Avert your gaze from the rabble on Wall Street to the real victims of the modern economy: highly successful restaurateurs. It's really difficult to manage a restaurant empire when you're getting sued for back pay and lost tips by your staff, says Joe Bastianich, who co-owns Eataly, Babbo, and Del Posto. "Money-hungry lawyers, through frivolous lawsuits, are shaking down the very foundation of Manhattan's restaurant industry," the money-hungry businessman tells the Post. "Someone in Albany needs to understand the agenda, what this is really costing the greatest restaurant city in the world." Despite this harshest of anti-business climates, restaurants in New York City grew by 42% in the last decade.

Bastianich has been sued twice, but he isn't the only one: Jean Georges, Sparks, Mesa Grill, Nobu, Alto, and Balthazar have all been hit with class-action lawsuits that can cost hundreds of thousands, if not millions of dollars. In many cases businesses settle instead of fighting in court. Workers allege that tips are incorrectly pooled or that the restaurant withholds tips to steal them. "This is an industry where people thought they were getting away with stuff," attorney Daniel Maimon Kirschenbaum says. Kirschenbaum won settlements from Bastianich and many others. "Restaurants have been getting away with this for a long time."

Eateries are allowed to pay waitstaff $5 an hour instead of $7.25 to account for tips, but if they violate the law, they're forced to pay $2.25 an hour to every server for each hour they worked when a violation was occurring. The Post attempts to paint the lawyers as the ones who actually benefit:

In the case of the $2.5 million Nobu settlement, $833,333 went to Kirschenbaum’s and other firms. The 200 or so workers who sued got an average payment of $3,300 each.

Just $3,300? Of the money they earned in the first place? Oh man, why bother.

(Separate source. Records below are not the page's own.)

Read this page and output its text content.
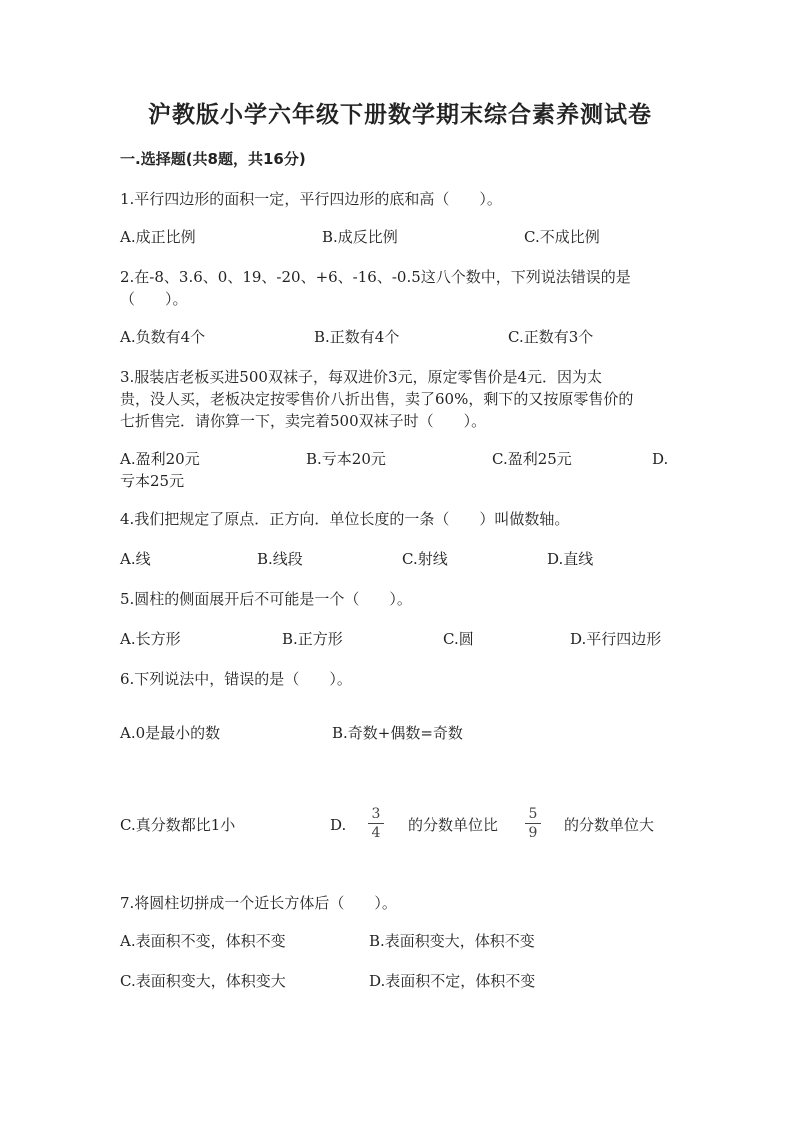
沪教版小学六年级下册数学期末综合素养测试卷
一.选择题(共8题，共16分)
1.平行四边形的面积一定，平行四边形的底和高（　　）。
A.成正比例	B.成反比例	C.不成比例
2.在-8、3.6、0、19、-20、+6、-16、-0.5这八个数中，下列说法错误的是
（　　）。
A.负数有4个	B.正数有4个	C.正数有3个
3.服装店老板买进500双袜子，每双进价3元，原定零售价是4元．因为太
贵，没人买，老板决定按零售价八折出售，卖了60%，剩下的又按原零售价的
七折售完．请你算一下，卖完着500双袜子时（　　）。
A.盈利20元	B.亏本20元	C.盈利25元	D.
亏本25元
4.我们把规定了原点．正方向．单位长度的一条（　　）叫做数轴。
A.线	B.线段	C.射线	D.直线
5.圆柱的侧面展开后不可能是一个（　　）。
A.长方形	B.正方形	C.圆	D.平行四边形
6.下列说法中，错误的是（　　）。
A.0是最小的数	B.奇数+偶数=奇数
C.真分数都比1小	D.
3
4 的分数单位比
5
9 的分数单位大
7.将圆柱切拼成一个近长方体后（　　）。
A.表面积不变，体积不变	B.表面积变大，体积不变
C.表面积变大，体积变大	D.表面积不定，体积不变
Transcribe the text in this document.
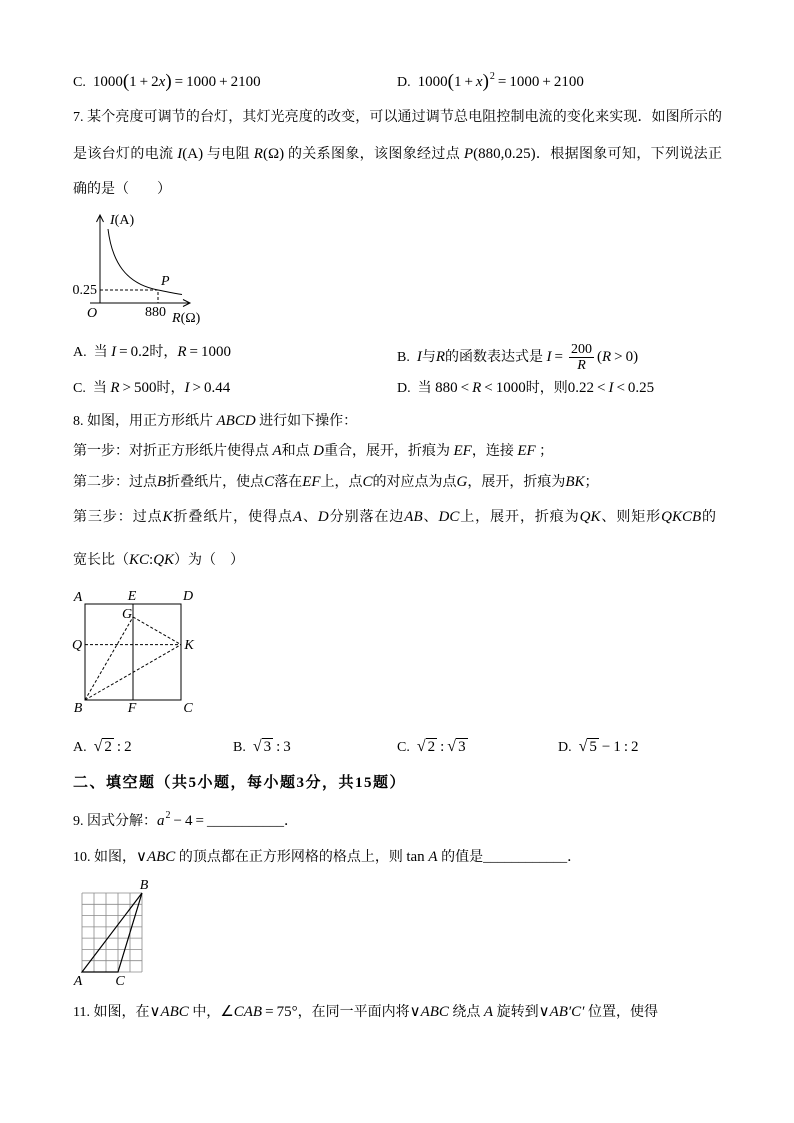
C. 1000(1 + 2x) = 1000 + 2100	D. $1000(1 + x)^2 = 1000 + 2100$
7. 某个亮度可调节的台灯，其灯光亮度的改变，可以通过调节总电阻控制电流的变化来实现．如图所示的
是该台灯的电流 I(A) 与电阻 R(Ω) 的关系图象，该图象经过点 P(880,0.25)．根据图象可知，下列说法正
确的是（　　）
I(A)
0.25
P
O	880 R(Ω)
A. 当 I = 0.2时，R = 1000	B. I与R的函数表达式是 $I = \frac{200}{R} (R > 0)$
C. 当 R > 500时，I > 0.44	D. 当 880 < R < 1000时，则0.22 < I < 0.25
8. 如图，用正方形纸片 ABCD 进行如下操作：
第一步：对折正方形纸片使得点 A和点 D重合，展开，折痕为 EF，连接 EF ；
第二步：过点B折叠纸片，使点C落在EF上，点C的对应点为点G，展开，折痕为BK；
第三步：过点K折叠纸片，使得点A、D分别落在边AB、DC上，展开，折痕为QK、则矩形QKCB的
宽长比（KC:QK）为（　）
A	E	D
G
Q	K
B	F	C
A. √ 2 : 2	B. √ 3 : 3	C. √ 2 : √ 3	D. √ 5 − 1 : 2
二、填空题（共5小题，每小题3分，共15题）
9. 因式分解：$a^2 - 4$ = ___________．
10. 如图，∨ABC 的顶点都在正方形网格的格点上，则 tan A 的值是____________．
B
A C
11. 如图，在∨ABC 中，∠CAB = 75°，在同一平面内将∨ABC 绕点 A 旋转到∨AB′C′ 位置，使得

All this exploitation of owners is forcing pioneers like Bastianich out of town. “We opened Eataly and put 700 jobs in the New York economy. Since then we haven’t opened another restaurant in New York, nor will we,” Bastianich said. “We opened three other restaurants, in California and Connecticut, worth 1,000 jobs that could have been here in New York." Maybe all those folks in Little Italy who lost their jobs after Eataly opened can move with him.